The remaining trio of contestants – Gates, Lloyd and Hancock – had to face one final test of endurance, which was designed to replicate combat under fire.

Final three contestants (Pete Dadds/Channel 4)

While wearing their full kits, they had to drag tyres and carry logs through swampy waters before having to carry jerry cans up a barren road.

For the final part of the task, each recruit had to hang from a bar suspended in the air for as long as they could.

Lloyd immediately dropped while Hancock held on for 1.10 minutes and Gates 1.20 minutes.

While he was suspended, Gates, who was runner-up to Will Young on Pop Idol in 2002, could be heard saying in a piece to camera: “When I was a 17-year-old boy, I entered a TV talent show. I made the final but didn’t win.

“It was hard at the time. But 20 years on I wanted to prove to myself that I am strong and I can make it right down to the end and hopefully even win.”

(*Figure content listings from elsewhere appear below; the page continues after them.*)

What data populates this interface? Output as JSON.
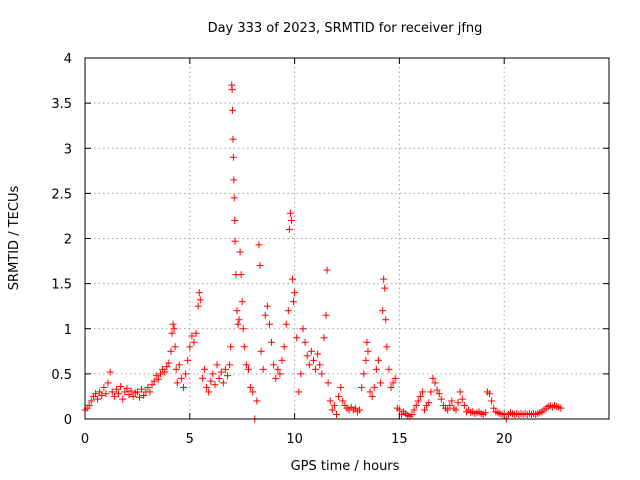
{
  "chart_data": {
    "type": "scatter",
    "title": "Day 333 of 2023, SRMTID for receiver jfng",
    "xlabel": "GPS time / hours",
    "ylabel": "SRMTID / TECUs",
    "xlim": [
      0,
      25
    ],
    "ylim": [
      0,
      4
    ],
    "xticks": [
      0,
      5,
      10,
      15,
      20
    ],
    "xtick_labels": [
      "0",
      "5",
      "10",
      "15",
      "20"
    ],
    "yticks": [
      0,
      0.5,
      1,
      1.5,
      2,
      2.5,
      3,
      3.5,
      4
    ],
    "ytick_labels": [
      "0",
      "0.5",
      "1",
      "1.5",
      "2",
      "2.5",
      "3",
      "3.5",
      "4"
    ],
    "grid": true,
    "marker": "+",
    "series": [
      {
        "name": "SRMTID",
        "color": "#ff0000",
        "points": [
          [
            0.0,
            0.1
          ],
          [
            0.1,
            0.12
          ],
          [
            0.2,
            0.15
          ],
          [
            0.3,
            0.2
          ],
          [
            0.4,
            0.25
          ],
          [
            0.5,
            0.28
          ],
          [
            0.6,
            0.22
          ],
          [
            0.7,
            0.3
          ],
          [
            0.8,
            0.26
          ],
          [
            0.9,
            0.35
          ],
          [
            1.0,
            0.28
          ],
          [
            1.1,
            0.4
          ],
          [
            1.2,
            0.52
          ],
          [
            1.3,
            0.3
          ],
          [
            1.4,
            0.25
          ],
          [
            1.5,
            0.33
          ],
          [
            1.6,
            0.28
          ],
          [
            1.7,
            0.36
          ],
          [
            1.8,
            0.22
          ],
          [
            1.9,
            0.3
          ],
          [
            2.0,
            0.34
          ],
          [
            2.1,
            0.27
          ],
          [
            2.2,
            0.31
          ],
          [
            2.3,
            0.25
          ],
          [
            2.4,
            0.29
          ],
          [
            2.5,
            0.3
          ],
          [
            2.6,
            0.24
          ],
          [
            2.7,
            0.33
          ],
          [
            2.8,
            0.26
          ],
          [
            2.9,
            0.3
          ],
          [
            3.0,
            0.35
          ],
          [
            3.1,
            0.3
          ],
          [
            3.2,
            0.38
          ],
          [
            3.3,
            0.42
          ],
          [
            3.4,
            0.48
          ],
          [
            3.5,
            0.44
          ],
          [
            3.6,
            0.5
          ],
          [
            3.7,
            0.55
          ],
          [
            3.8,
            0.52
          ],
          [
            3.9,
            0.58
          ],
          [
            4.0,
            0.62
          ],
          [
            4.1,
            0.75
          ],
          [
            4.15,
            0.95
          ],
          [
            4.2,
            1.05
          ],
          [
            4.25,
            1.0
          ],
          [
            4.3,
            0.8
          ],
          [
            4.35,
            0.55
          ],
          [
            4.4,
            0.4
          ],
          [
            4.5,
            0.6
          ],
          [
            4.6,
            0.45
          ],
          [
            4.7,
            0.35
          ],
          [
            4.8,
            0.5
          ],
          [
            4.9,
            0.65
          ],
          [
            5.0,
            0.8
          ],
          [
            5.1,
            0.92
          ],
          [
            5.2,
            0.85
          ],
          [
            5.3,
            0.95
          ],
          [
            5.4,
            1.25
          ],
          [
            5.45,
            1.4
          ],
          [
            5.5,
            1.32
          ],
          [
            5.6,
            0.45
          ],
          [
            5.7,
            0.55
          ],
          [
            5.8,
            0.35
          ],
          [
            5.9,
            0.3
          ],
          [
            6.0,
            0.42
          ],
          [
            6.1,
            0.5
          ],
          [
            6.2,
            0.38
          ],
          [
            6.3,
            0.6
          ],
          [
            6.4,
            0.45
          ],
          [
            6.5,
            0.52
          ],
          [
            6.6,
            0.4
          ],
          [
            6.7,
            0.55
          ],
          [
            6.8,
            0.48
          ],
          [
            6.9,
            0.6
          ],
          [
            6.95,
            0.8
          ],
          [
            7.0,
            3.7
          ],
          [
            7.02,
            3.65
          ],
          [
            7.04,
            3.42
          ],
          [
            7.06,
            3.1
          ],
          [
            7.08,
            2.9
          ],
          [
            7.1,
            2.65
          ],
          [
            7.12,
            2.45
          ],
          [
            7.14,
            2.2
          ],
          [
            7.16,
            1.97
          ],
          [
            7.2,
            1.6
          ],
          [
            7.25,
            1.2
          ],
          [
            7.3,
            1.05
          ],
          [
            7.35,
            1.1
          ],
          [
            7.4,
            1.85
          ],
          [
            7.45,
            1.6
          ],
          [
            7.5,
            1.3
          ],
          [
            7.55,
            1.0
          ],
          [
            7.6,
            0.8
          ],
          [
            7.7,
            0.6
          ],
          [
            7.8,
            0.55
          ],
          [
            7.9,
            0.35
          ],
          [
            8.0,
            0.3
          ],
          [
            8.1,
            0.0
          ],
          [
            8.2,
            0.2
          ],
          [
            8.3,
            1.93
          ],
          [
            8.35,
            1.7
          ],
          [
            8.4,
            0.75
          ],
          [
            8.5,
            0.55
          ],
          [
            8.6,
            1.15
          ],
          [
            8.7,
            1.25
          ],
          [
            8.8,
            1.05
          ],
          [
            8.9,
            0.85
          ],
          [
            9.0,
            0.6
          ],
          [
            9.1,
            0.45
          ],
          [
            9.2,
            0.55
          ],
          [
            9.3,
            0.5
          ],
          [
            9.4,
            0.65
          ],
          [
            9.5,
            0.8
          ],
          [
            9.6,
            1.05
          ],
          [
            9.7,
            1.2
          ],
          [
            9.75,
            2.1
          ],
          [
            9.8,
            2.28
          ],
          [
            9.85,
            2.2
          ],
          [
            9.9,
            1.55
          ],
          [
            9.95,
            1.3
          ],
          [
            10.0,
            1.4
          ],
          [
            10.1,
            0.9
          ],
          [
            10.2,
            0.3
          ],
          [
            10.3,
            0.5
          ],
          [
            10.4,
            1.0
          ],
          [
            10.5,
            0.85
          ],
          [
            10.6,
            0.7
          ],
          [
            10.7,
            0.6
          ],
          [
            10.8,
            0.75
          ],
          [
            10.9,
            0.65
          ],
          [
            11.0,
            0.55
          ],
          [
            11.1,
            0.72
          ],
          [
            11.2,
            0.6
          ],
          [
            11.3,
            0.5
          ],
          [
            11.4,
            0.9
          ],
          [
            11.5,
            1.15
          ],
          [
            11.55,
            1.65
          ],
          [
            11.6,
            0.4
          ],
          [
            11.7,
            0.2
          ],
          [
            11.8,
            0.1
          ],
          [
            11.9,
            0.15
          ],
          [
            12.0,
            0.05
          ],
          [
            12.1,
            0.25
          ],
          [
            12.2,
            0.35
          ],
          [
            12.3,
            0.2
          ],
          [
            12.4,
            0.15
          ],
          [
            12.5,
            0.12
          ],
          [
            12.6,
            0.1
          ],
          [
            12.7,
            0.13
          ],
          [
            12.8,
            0.1
          ],
          [
            12.9,
            0.12
          ],
          [
            13.0,
            0.08
          ],
          [
            13.1,
            0.1
          ],
          [
            13.2,
            0.35
          ],
          [
            13.3,
            0.5
          ],
          [
            13.4,
            0.65
          ],
          [
            13.45,
            0.85
          ],
          [
            13.5,
            0.75
          ],
          [
            13.6,
            0.3
          ],
          [
            13.7,
            0.25
          ],
          [
            13.8,
            0.35
          ],
          [
            13.9,
            0.55
          ],
          [
            14.0,
            0.65
          ],
          [
            14.1,
            0.4
          ],
          [
            14.2,
            1.2
          ],
          [
            14.25,
            1.55
          ],
          [
            14.3,
            1.45
          ],
          [
            14.35,
            1.1
          ],
          [
            14.4,
            0.8
          ],
          [
            14.5,
            0.55
          ],
          [
            14.6,
            0.35
          ],
          [
            14.7,
            0.4
          ],
          [
            14.8,
            0.45
          ],
          [
            14.9,
            0.12
          ],
          [
            15.0,
            0.1
          ],
          [
            15.1,
            0.05
          ],
          [
            15.2,
            0.08
          ],
          [
            15.3,
            0.06
          ],
          [
            15.4,
            0.04
          ],
          [
            15.5,
            0.03
          ],
          [
            15.6,
            0.05
          ],
          [
            15.7,
            0.1
          ],
          [
            15.8,
            0.15
          ],
          [
            15.9,
            0.2
          ],
          [
            16.0,
            0.25
          ],
          [
            16.1,
            0.3
          ],
          [
            16.2,
            0.1
          ],
          [
            16.3,
            0.15
          ],
          [
            16.4,
            0.18
          ],
          [
            16.5,
            0.3
          ],
          [
            16.6,
            0.45
          ],
          [
            16.7,
            0.4
          ],
          [
            16.8,
            0.32
          ],
          [
            16.9,
            0.28
          ],
          [
            17.0,
            0.22
          ],
          [
            17.1,
            0.15
          ],
          [
            17.2,
            0.12
          ],
          [
            17.3,
            0.1
          ],
          [
            17.4,
            0.15
          ],
          [
            17.5,
            0.2
          ],
          [
            17.6,
            0.12
          ],
          [
            17.7,
            0.1
          ],
          [
            17.8,
            0.18
          ],
          [
            17.9,
            0.3
          ],
          [
            18.0,
            0.22
          ],
          [
            18.1,
            0.15
          ],
          [
            18.2,
            0.08
          ],
          [
            18.3,
            0.1
          ],
          [
            18.4,
            0.07
          ],
          [
            18.5,
            0.08
          ],
          [
            18.6,
            0.06
          ],
          [
            18.7,
            0.07
          ],
          [
            18.8,
            0.08
          ],
          [
            18.9,
            0.06
          ],
          [
            19.0,
            0.05
          ],
          [
            19.1,
            0.07
          ],
          [
            19.2,
            0.3
          ],
          [
            19.3,
            0.28
          ],
          [
            19.4,
            0.2
          ],
          [
            19.5,
            0.12
          ],
          [
            19.6,
            0.08
          ],
          [
            19.7,
            0.07
          ],
          [
            19.8,
            0.06
          ],
          [
            19.9,
            0.05
          ],
          [
            20.0,
            0.06
          ],
          [
            20.1,
            0.0
          ],
          [
            20.2,
            0.05
          ],
          [
            20.3,
            0.07
          ],
          [
            20.4,
            0.06
          ],
          [
            20.5,
            0.05
          ],
          [
            20.6,
            0.06
          ],
          [
            20.7,
            0.05
          ],
          [
            20.8,
            0.06
          ],
          [
            20.9,
            0.05
          ],
          [
            21.0,
            0.06
          ],
          [
            21.1,
            0.05
          ],
          [
            21.2,
            0.06
          ],
          [
            21.3,
            0.05
          ],
          [
            21.4,
            0.06
          ],
          [
            21.5,
            0.05
          ],
          [
            21.6,
            0.06
          ],
          [
            21.7,
            0.07
          ],
          [
            21.8,
            0.08
          ],
          [
            21.9,
            0.1
          ],
          [
            22.0,
            0.12
          ],
          [
            22.1,
            0.14
          ],
          [
            22.2,
            0.15
          ],
          [
            22.3,
            0.13
          ],
          [
            22.4,
            0.15
          ],
          [
            22.5,
            0.14
          ],
          [
            22.6,
            0.13
          ],
          [
            22.7,
            0.12
          ]
        ]
      }
    ]
  }
}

As the directing staff consulted on who they would pass, they said Gates had “pretty much passed virtually everything” on the course had remained a “frontrunner” and “stoic” from the beginning.

They also praised Lloyd’s “great character” and “determination” but noted that she was not “physically strong enough” while they thought Hancock had “succeeded at most tasks” and “outworked many of the people on the course”.

After they announced Gates had successfully passed, he appeared overwhelmed with emotion and thanked the directing staff before his fellow contestants rushed to congratulate him.